Site-controlled formation of single Si nanocrystals in a buried SiO2 matrix using ion beam mixing

TL;DR

This paper presents a method for site-controlled fabrication of single silicon nanocrystals within a buried SiO2 matrix using ion beam mixing and thermal treatment, with detailed atomistic insights and precise control demonstrated.

Contribution

It introduces a novel ion beam mixing technique combined with focused ion beam patterning to achieve site-controlled single Si nanocrystals in a buried oxide layer.

Findings

Successful formation of single Si nanocrystals with 2.2 nm diameter.

Site-controlled assembly achieved using focused Ne+ ion beam.

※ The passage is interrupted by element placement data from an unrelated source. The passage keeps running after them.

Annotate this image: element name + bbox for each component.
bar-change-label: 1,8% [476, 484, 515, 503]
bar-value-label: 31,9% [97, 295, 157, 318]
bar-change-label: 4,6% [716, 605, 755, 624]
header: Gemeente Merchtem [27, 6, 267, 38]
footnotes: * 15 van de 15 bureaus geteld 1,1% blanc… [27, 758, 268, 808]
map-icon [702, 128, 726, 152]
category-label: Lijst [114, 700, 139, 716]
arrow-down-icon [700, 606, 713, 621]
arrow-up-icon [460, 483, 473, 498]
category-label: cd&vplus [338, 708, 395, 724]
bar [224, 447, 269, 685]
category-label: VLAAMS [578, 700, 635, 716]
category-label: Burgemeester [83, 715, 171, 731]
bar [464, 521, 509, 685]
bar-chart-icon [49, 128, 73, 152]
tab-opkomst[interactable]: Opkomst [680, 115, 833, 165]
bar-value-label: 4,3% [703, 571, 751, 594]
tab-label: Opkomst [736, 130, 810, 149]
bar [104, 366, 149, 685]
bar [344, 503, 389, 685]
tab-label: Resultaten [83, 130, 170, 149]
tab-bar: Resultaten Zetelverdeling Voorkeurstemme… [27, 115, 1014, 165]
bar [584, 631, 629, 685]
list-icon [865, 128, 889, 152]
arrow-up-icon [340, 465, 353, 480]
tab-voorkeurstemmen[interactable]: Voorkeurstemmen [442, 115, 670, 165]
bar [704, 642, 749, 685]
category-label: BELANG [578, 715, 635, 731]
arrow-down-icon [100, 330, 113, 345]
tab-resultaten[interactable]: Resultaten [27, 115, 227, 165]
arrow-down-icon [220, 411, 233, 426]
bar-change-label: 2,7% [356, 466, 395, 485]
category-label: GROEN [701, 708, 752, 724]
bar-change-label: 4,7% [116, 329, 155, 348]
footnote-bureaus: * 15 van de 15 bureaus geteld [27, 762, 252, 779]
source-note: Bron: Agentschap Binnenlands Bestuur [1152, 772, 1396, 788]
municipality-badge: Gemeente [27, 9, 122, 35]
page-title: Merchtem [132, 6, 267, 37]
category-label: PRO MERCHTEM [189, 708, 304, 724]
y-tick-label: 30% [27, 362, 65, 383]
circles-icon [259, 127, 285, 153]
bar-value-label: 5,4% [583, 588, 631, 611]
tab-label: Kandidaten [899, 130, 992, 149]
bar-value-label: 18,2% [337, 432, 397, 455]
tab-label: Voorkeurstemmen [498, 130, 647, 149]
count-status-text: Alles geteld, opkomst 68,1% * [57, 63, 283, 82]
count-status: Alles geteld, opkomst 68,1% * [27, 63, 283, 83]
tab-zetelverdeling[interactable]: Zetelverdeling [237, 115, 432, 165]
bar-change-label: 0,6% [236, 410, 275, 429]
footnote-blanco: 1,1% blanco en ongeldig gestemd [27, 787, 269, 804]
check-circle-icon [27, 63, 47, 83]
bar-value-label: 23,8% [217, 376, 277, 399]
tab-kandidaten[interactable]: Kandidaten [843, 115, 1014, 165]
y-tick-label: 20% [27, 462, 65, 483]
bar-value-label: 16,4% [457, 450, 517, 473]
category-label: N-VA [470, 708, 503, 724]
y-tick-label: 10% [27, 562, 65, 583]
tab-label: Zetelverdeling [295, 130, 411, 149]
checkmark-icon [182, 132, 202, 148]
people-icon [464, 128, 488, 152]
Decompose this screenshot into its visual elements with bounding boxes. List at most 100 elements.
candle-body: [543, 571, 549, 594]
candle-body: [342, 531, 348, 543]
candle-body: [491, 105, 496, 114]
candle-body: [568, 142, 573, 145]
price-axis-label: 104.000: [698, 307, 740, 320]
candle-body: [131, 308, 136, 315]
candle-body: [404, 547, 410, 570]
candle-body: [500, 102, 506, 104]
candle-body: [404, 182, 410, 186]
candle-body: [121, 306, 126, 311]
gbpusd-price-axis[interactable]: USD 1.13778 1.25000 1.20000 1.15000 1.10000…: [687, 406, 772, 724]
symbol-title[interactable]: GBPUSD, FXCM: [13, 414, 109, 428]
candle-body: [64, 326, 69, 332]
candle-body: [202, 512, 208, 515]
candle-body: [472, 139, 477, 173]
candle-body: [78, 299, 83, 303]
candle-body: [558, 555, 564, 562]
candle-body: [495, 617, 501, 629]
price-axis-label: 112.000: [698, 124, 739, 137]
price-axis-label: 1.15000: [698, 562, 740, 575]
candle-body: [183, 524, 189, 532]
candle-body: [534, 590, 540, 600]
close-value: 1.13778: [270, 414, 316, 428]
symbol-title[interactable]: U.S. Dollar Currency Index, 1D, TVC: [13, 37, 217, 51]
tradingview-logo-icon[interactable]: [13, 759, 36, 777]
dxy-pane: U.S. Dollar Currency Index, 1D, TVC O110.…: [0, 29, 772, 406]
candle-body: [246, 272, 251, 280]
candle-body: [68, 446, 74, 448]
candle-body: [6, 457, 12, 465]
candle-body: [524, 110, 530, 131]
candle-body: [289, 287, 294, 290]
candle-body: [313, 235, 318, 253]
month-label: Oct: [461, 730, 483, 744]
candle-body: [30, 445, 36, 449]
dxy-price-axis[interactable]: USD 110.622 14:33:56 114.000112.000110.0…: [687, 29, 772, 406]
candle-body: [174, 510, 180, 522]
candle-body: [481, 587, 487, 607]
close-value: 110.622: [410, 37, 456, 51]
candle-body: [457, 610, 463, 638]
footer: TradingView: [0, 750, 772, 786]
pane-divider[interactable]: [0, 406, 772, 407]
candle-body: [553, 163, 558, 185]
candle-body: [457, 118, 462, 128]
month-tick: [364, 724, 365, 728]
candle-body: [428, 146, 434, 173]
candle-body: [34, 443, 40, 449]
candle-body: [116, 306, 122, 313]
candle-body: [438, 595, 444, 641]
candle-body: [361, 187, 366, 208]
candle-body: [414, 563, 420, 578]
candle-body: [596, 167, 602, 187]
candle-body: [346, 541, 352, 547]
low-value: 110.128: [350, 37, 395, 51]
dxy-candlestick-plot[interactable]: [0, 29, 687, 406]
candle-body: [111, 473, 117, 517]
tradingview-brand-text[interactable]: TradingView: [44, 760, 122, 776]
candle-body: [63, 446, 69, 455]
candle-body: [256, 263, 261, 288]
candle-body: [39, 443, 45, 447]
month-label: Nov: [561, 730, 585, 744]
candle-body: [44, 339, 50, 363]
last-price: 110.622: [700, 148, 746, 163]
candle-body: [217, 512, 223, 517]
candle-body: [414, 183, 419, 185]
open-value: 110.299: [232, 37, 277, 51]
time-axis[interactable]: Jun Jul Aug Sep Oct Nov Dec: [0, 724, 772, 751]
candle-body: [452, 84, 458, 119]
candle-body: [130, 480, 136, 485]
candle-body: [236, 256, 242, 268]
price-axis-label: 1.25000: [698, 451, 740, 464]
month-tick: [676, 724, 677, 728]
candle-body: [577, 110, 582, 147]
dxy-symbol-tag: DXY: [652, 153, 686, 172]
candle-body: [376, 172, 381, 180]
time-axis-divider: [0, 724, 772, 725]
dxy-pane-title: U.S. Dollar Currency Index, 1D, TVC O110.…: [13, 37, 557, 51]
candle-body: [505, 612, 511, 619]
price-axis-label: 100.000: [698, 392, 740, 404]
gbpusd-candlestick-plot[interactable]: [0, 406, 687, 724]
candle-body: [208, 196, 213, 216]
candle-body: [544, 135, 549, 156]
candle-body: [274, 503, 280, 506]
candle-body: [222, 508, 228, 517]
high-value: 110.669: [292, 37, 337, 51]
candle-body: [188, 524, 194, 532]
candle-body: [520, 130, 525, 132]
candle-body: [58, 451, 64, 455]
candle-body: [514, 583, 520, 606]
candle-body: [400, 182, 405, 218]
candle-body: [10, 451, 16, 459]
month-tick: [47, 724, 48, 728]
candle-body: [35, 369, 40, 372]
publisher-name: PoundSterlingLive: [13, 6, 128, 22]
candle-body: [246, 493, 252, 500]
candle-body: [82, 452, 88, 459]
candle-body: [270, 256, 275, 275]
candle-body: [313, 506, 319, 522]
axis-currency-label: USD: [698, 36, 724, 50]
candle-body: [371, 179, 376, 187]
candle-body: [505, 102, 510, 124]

Quantitative analysis of nanocrystal size and distribution based on experimental parameters.

Abstract

For future nanoelectronic devices - such as room-temperature single electron transistors - the site-controlled formation of single Si nanocrystals (NCs) is a crucial prerequisite. Here, we report an approach to fabricate single Si NCs via medium-energy Si+ or Ne+ ion beam mixing of Si into a buried SiO2 layer followed by thermally activated phase separation. Binary collision approximation and kinetic Monte Carlo methods are conducted to gain atomistic insight into the influence of relevant experimental parameters on the Si NC formation process. Energy-filtered transmission electron microscopy is performed to obtain quantitative values on the Si NC size and distribution in dependence of the layer stack geometry, ion fluence and thermal budget. Employing a focused Ne+ beam from a helium ion microscope, we demonstrate site-controlled self-assembly of single Si NCs. Line irradiation with a fluence of 3000 Ne+/nm2 and a line width of 4 nm leads to the formation of a chain of Si NCs, and a single NC with 2.2 nm diameter is subsequently isolated and visualized in a few nanometer thin lamella prepared by a focused ion beam (FIB). The Si NC is centered between the SiO2 layers and perpendicular to the incident Ne+ beam.